9:00-10:00 – wind down for bed, read book or magazine, brush teeth, lay out clothes for tomorrow
10:00 – go to bed
Profile 2 reads like this:
Passionate about exploring – love to travel the world and experience new cultures
Love running – have run four marathons
Enjoy board games with friends
Hold three pattents
Am somewhat an expert on Belgian beers
I never miss a good comedy movie
Which one would you be more interested in going on a date with?
Which dating profile is more accurate to how they spend their time?
Note that both profiles could belong to the same person. What is the goal of a dating profile? To get a date. What is the goal of a resume? To get an interview (not a job). Your resume does not need to reflect (nor should it reflect) how you spend your time.
One more thing to drive the point home – say you liked the band Journey well enough and went to download their Greatest Hits but saw that for just a little more, you could get an anthology that has every single song they ever recorded. Would you really want all the B-side songs that never went anywhere – or would you prefer just the greatest hits? I think most of us would prefer to stick to the greatest hits.
Your resume should not be an anthology – it should be your greatest hits. Some of your greatest hits may have come from flashes of brilliance, taking very small amounts amounts of time. Compared to your entire tenure at a company, these may account for .000001% of what you actually accomplished while there, but they are the things that matter most. Don’t bury them in meaningless details that do not communicate value.
Lastly, throw something interesting in there that piques their interest. Remember in the second dating profile the person had three patents? Wouldn’t you want to know what those patents are? Would it almost be worth a date to find that out? Don’t be a tease and give partial unusable information on your resume, but leave it open enough that they will want to follow up.
- Resumes can definitely be longer than one page – to be safe, shoot for two (definitely no more than three)
- Don’t exaggerate
- Don’t start the resume with an objective section unless it is an unsolicited resume for a large company.
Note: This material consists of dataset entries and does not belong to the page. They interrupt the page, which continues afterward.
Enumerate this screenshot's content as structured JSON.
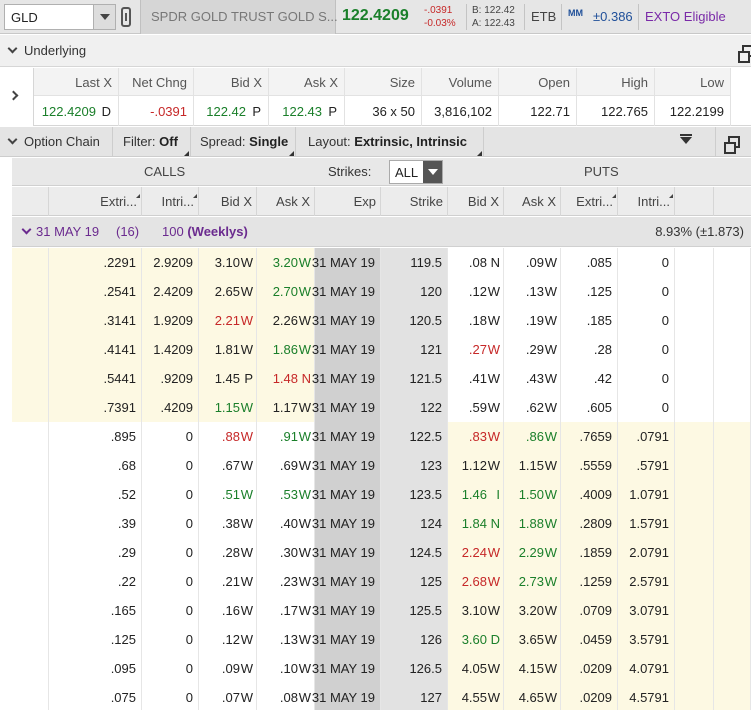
{
  "header": {
    "symbol": "GLD",
    "description": "SPDR GOLD TRUST GOLD S...",
    "last": "122.4209",
    "net_change": "-.0391",
    "pct_change": "-0.03%",
    "bid": "B: 122.42",
    "ask": "A: 122.43",
    "etb": "ETB",
    "mm_label": "MM",
    "mm_value": "±0.386",
    "exto": "EXTO Eligible"
  },
  "underlying": {
    "title": "Underlying",
    "columns": [
      {
        "header": "Last X",
        "value": "122.4209",
        "exch": "D"
      },
      {
        "header": "Net Chng",
        "value": "-.0391",
        "exch": ""
      },
      {
        "header": "Bid X",
        "value": "122.42",
        "exch": "P"
      },
      {
        "header": "Ask X",
        "value": "122.43",
        "exch": "P"
      },
      {
        "header": "Size",
        "value": "36 x 50",
        "exch": ""
      },
      {
        "header": "Volume",
        "value": "3,816,102",
        "exch": ""
      },
      {
        "header": "Open",
        "value": "122.71",
        "exch": ""
      },
      {
        "header": "High",
        "value": "122.765",
        "exch": ""
      },
      {
        "header": "Low",
        "value": "122.2199",
        "exch": ""
      }
    ]
  },
  "chain": {
    "title": "Option Chain",
    "filter_label": "Filter:",
    "filter_value": "Off",
    "spread_label": "Spread:",
    "spread_value": "Single",
    "layout_label": "Layout:",
    "layout_value": "Extrinsic, Intrinsic",
    "calls_label": "CALLS",
    "puts_label": "PUTS",
    "strikes_label": "Strikes:",
    "strikes_value": "ALL",
    "columns": {
      "call_extr": "Extri...",
      "call_intr": "Intri...",
      "call_bid": "Bid X",
      "call_ask": "Ask X",
      "exp": "Exp",
      "strike": "Strike",
      "put_bid": "Bid X",
      "put_ask": "Ask X",
      "put_extr": "Extri...",
      "put_intr": "Intri..."
    },
    "expiration": {
      "date": "31 MAY 19",
      "days": "(16)",
      "multiplier": "100",
      "tag": "(Weeklys)",
      "iv": "8.93% (±1.873)"
    },
    "rows": [
      {
        "c_ex": ".2291",
        "c_in": "2.9209",
        "c_bid": "3.10",
        "c_bx": "W",
        "c_bc": "k",
        "c_ask": "3.20",
        "c_ax": "W",
        "c_ac": "g",
        "exp": "31 MAY 19",
        "strike": "119.5",
        "p_bid": ".08",
        "p_bx": "N",
        "p_bc": "k",
        "p_ask": ".09",
        "p_ax": "W",
        "p_ac": "k",
        "p_ex": ".085",
        "p_in": "0",
        "itm": "call"
      },
      {
        "c_ex": ".2541",
        "c_in": "2.4209",
        "c_bid": "2.65",
        "c_bx": "W",
        "c_bc": "k",
        "c_ask": "2.70",
        "c_ax": "W",
        "c_ac": "g",
        "exp": "31 MAY 19",
        "strike": "120",
        "p_bid": ".12",
        "p_bx": "W",
        "p_bc": "k",
        "p_ask": ".13",
        "p_ax": "W",
        "p_ac": "k",
        "p_ex": ".125",
        "p_in": "0",
        "itm": "call"
      },
      {
        "c_ex": ".3141",
        "c_in": "1.9209",
        "c_bid": "2.21",
        "c_bx": "W",
        "c_bc": "r",
        "c_ask": "2.26",
        "c_ax": "W",
        "c_ac": "k",
        "exp": "31 MAY 19",
        "strike": "120.5",
        "p_bid": ".18",
        "p_bx": "W",
        "p_bc": "k",
        "p_ask": ".19",
        "p_ax": "W",
        "p_ac": "k",
        "p_ex": ".185",
        "p_in": "0",
        "itm": "call"
      },
      {
        "c_ex": ".4141",
        "c_in": "1.4209",
        "c_bid": "1.81",
        "c_bx": "W",
        "c_bc": "k",
        "c_ask": "1.86",
        "c_ax": "W",
        "c_ac": "g",
        "exp": "31 MAY 19",
        "strike": "121",
        "p_bid": ".27",
        "p_bx": "W",
        "p_bc": "r",
        "p_ask": ".29",
        "p_ax": "W",
        "p_ac": "k",
        "p_ex": ".28",
        "p_in": "0",
        "itm": "call"
      },
      {
        "c_ex": ".5441",
        "c_in": ".9209",
        "c_bid": "1.45",
        "c_bx": "P",
        "c_bc": "k",
        "c_ask": "1.48",
        "c_ax": "N",
        "c_ac": "r",
        "exp": "31 MAY 19",
        "strike": "121.5",
        "p_bid": ".41",
        "p_bx": "W",
        "p_bc": "k",
        "p_ask": ".43",
        "p_ax": "W",
        "p_ac": "k",
        "p_ex": ".42",
        "p_in": "0",
        "itm": "call"
      },
      {
        "c_ex": ".7391",
        "c_in": ".4209",
        "c_bid": "1.15",
        "c_bx": "W",
        "c_bc": "g",
        "c_ask": "1.17",
        "c_ax": "W",
        "c_ac": "k",
        "exp": "31 MAY 19",
        "strike": "122",
        "p_bid": ".59",
        "p_bx": "W",
        "p_bc": "k",
        "p_ask": ".62",
        "p_ax": "W",
        "p_ac": "k",
        "p_ex": ".605",
        "p_in": "0",
        "itm": "call"
      },
      {
        "c_ex": ".895",
        "c_in": "0",
        "c_bid": ".88",
        "c_bx": "W",
        "c_bc": "r",
        "c_ask": ".91",
        "c_ax": "W",
        "c_ac": "g",
        "exp": "31 MAY 19",
        "strike": "122.5",
        "p_bid": ".83",
        "p_bx": "W",
        "p_bc": "r",
        "p_ask": ".86",
        "p_ax": "W",
        "p_ac": "g",
        "p_ex": ".7659",
        "p_in": ".0791",
        "itm": "put"
      },
      {
        "c_ex": ".68",
        "c_in": "0",
        "c_bid": ".67",
        "c_bx": "W",
        "c_bc": "k",
        "c_ask": ".69",
        "c_ax": "W",
        "c_ac": "k",
        "exp": "31 MAY 19",
        "strike": "123",
        "p_bid": "1.12",
        "p_bx": "W",
        "p_bc": "k",
        "p_ask": "1.15",
        "p_ax": "W",
        "p_ac": "k",
        "p_ex": ".5559",
        "p_in": ".5791",
        "itm": "put"
      },
      {
        "c_ex": ".52",
        "c_in": "0",
        "c_bid": ".51",
        "c_bx": "W",
        "c_bc": "g",
        "c_ask": ".53",
        "c_ax": "W",
        "c_ac": "g",
        "exp": "31 MAY 19",
        "strike": "123.5",
        "p_bid": "1.46",
        "p_bx": "I",
        "p_bc": "g",
        "p_ask": "1.50",
        "p_ax": "W",
        "p_ac": "g",
        "p_ex": ".4009",
        "p_in": "1.0791",
        "itm": "put"
      },
      {
        "c_ex": ".39",
        "c_in": "0",
        "c_bid": ".38",
        "c_bx": "W",
        "c_bc": "k",
        "c_ask": ".40",
        "c_ax": "W",
        "c_ac": "k",
        "exp": "31 MAY 19",
        "strike": "124",
        "p_bid": "1.84",
        "p_bx": "N",
        "p_bc": "g",
        "p_ask": "1.88",
        "p_ax": "W",
        "p_ac": "g",
        "p_ex": ".2809",
        "p_in": "1.5791",
        "itm": "put"
      },
      {
        "c_ex": ".29",
        "c_in": "0",
        "c_bid": ".28",
        "c_bx": "W",
        "c_bc": "k",
        "c_ask": ".30",
        "c_ax": "W",
        "c_ac": "k",
        "exp": "31 MAY 19",
        "strike": "124.5",
        "p_bid": "2.24",
        "p_bx": "W",
        "p_bc": "r",
        "p_ask": "2.29",
        "p_ax": "W",
        "p_ac": "g",
        "p_ex": ".1859",
        "p_in": "2.0791",
        "itm": "put"
      },
      {
        "c_ex": ".22",
        "c_in": "0",
        "c_bid": ".21",
        "c_bx": "W",
        "c_bc": "k",
        "c_ask": ".23",
        "c_ax": "W",
        "c_ac": "k",
        "exp": "31 MAY 19",
        "strike": "125",
        "p_bid": "2.68",
        "p_bx": "W",
        "p_bc": "r",
        "p_ask": "2.73",
        "p_ax": "W",
        "p_ac": "g",
        "p_ex": ".1259",
        "p_in": "2.5791",
        "itm": "put"
      },
      {
        "c_ex": ".165",
        "c_in": "0",
        "c_bid": ".16",
        "c_bx": "W",
        "c_bc": "k",
        "c_ask": ".17",
        "c_ax": "W",
        "c_ac": "k",
        "exp": "31 MAY 19",
        "strike": "125.5",
        "p_bid": "3.10",
        "p_bx": "W",
        "p_bc": "k",
        "p_ask": "3.20",
        "p_ax": "W",
        "p_ac": "k",
        "p_ex": ".0709",
        "p_in": "3.0791",
        "itm": "put"
      },
      {
        "c_ex": ".125",
        "c_in": "0",
        "c_bid": ".12",
        "c_bx": "W",
        "c_bc": "k",
        "c_ask": ".13",
        "c_ax": "W",
        "c_ac": "k",
        "exp": "31 MAY 19",
        "strike": "126",
        "p_bid": "3.60",
        "p_bx": "D",
        "p_bc": "g",
        "p_ask": "3.65",
        "p_ax": "W",
        "p_ac": "k",
        "p_ex": ".0459",
        "p_in": "3.5791",
        "itm": "put"
      },
      {
        "c_ex": ".095",
        "c_in": "0",
        "c_bid": ".09",
        "c_bx": "W",
        "c_bc": "k",
        "c_ask": ".10",
        "c_ax": "W",
        "c_ac": "k",
        "exp": "31 MAY 19",
        "strike": "126.5",
        "p_bid": "4.05",
        "p_bx": "W",
        "p_bc": "k",
        "p_ask": "4.15",
        "p_ax": "W",
        "p_ac": "k",
        "p_ex": ".0209",
        "p_in": "4.0791",
        "itm": "put"
      },
      {
        "c_ex": ".075",
        "c_in": "0",
        "c_bid": ".07",
        "c_bx": "W",
        "c_bc": "k",
        "c_ask": ".08",
        "c_ax": "W",
        "c_ac": "k",
        "exp": "31 MAY 19",
        "strike": "127",
        "p_bid": "4.55",
        "p_bx": "W",
        "p_bc": "k",
        "p_ask": "4.65",
        "p_ax": "W",
        "p_ac": "k",
        "p_ex": ".0209",
        "p_in": "4.5791",
        "itm": "put"
      }
    ]
  },
  "colors": {
    "positive": "#1a7f2a",
    "negative": "#c62828",
    "itm_background": "#fdf9e3",
    "expiration_text": "#6b2b8f",
    "exto_text": "#7a2aa8"
  },
  "icons": [
    "dropdown-icon",
    "link-icon",
    "mm-icon",
    "chevron-down-icon",
    "chevron-right-icon",
    "popout-icon",
    "collapse-all-icon"
  ]
}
Everyone is “looking for a challenging position…” Instead, start with a branding statement that talks about what drives you – not as much what you do or how you do it, but why you do it. My branding statement includes, “Am passionate about technology and its role to improve lives, transform organizations, and change the world.” A good branding statement will help set the context for the rest of your resume.
- Nobody cares what you did 15 years ago – so don’t waste valuable resume real estate when you can talk up more about what you are doing today. List the job, but don’t go into much (if any) detail as to what you accomplished.
- Note that your resume may be the 170th resume the person is reading that day and they are just looking for an excuse to toss it. Make it exceedingly easy for them to read – use bullets and get to the point.
- For each employer that you worked for, it helps to provide some vitals – size of company, size of your department, budget size, etc.
- Don’t exaggerate
- If you have a lot of LinkedIn references, create a custom LinkedIn link and put it in the header of your resume with your phone and address
- End your resume with a section called “Interests” and list things you do for fun. First of all, this humanizes you (“…Oh, you’re the spelunker”) and you may form a connection with the reader (“Hey – I’m a swimmer too!”).
- No need to state “References available upon request” – this should be understood.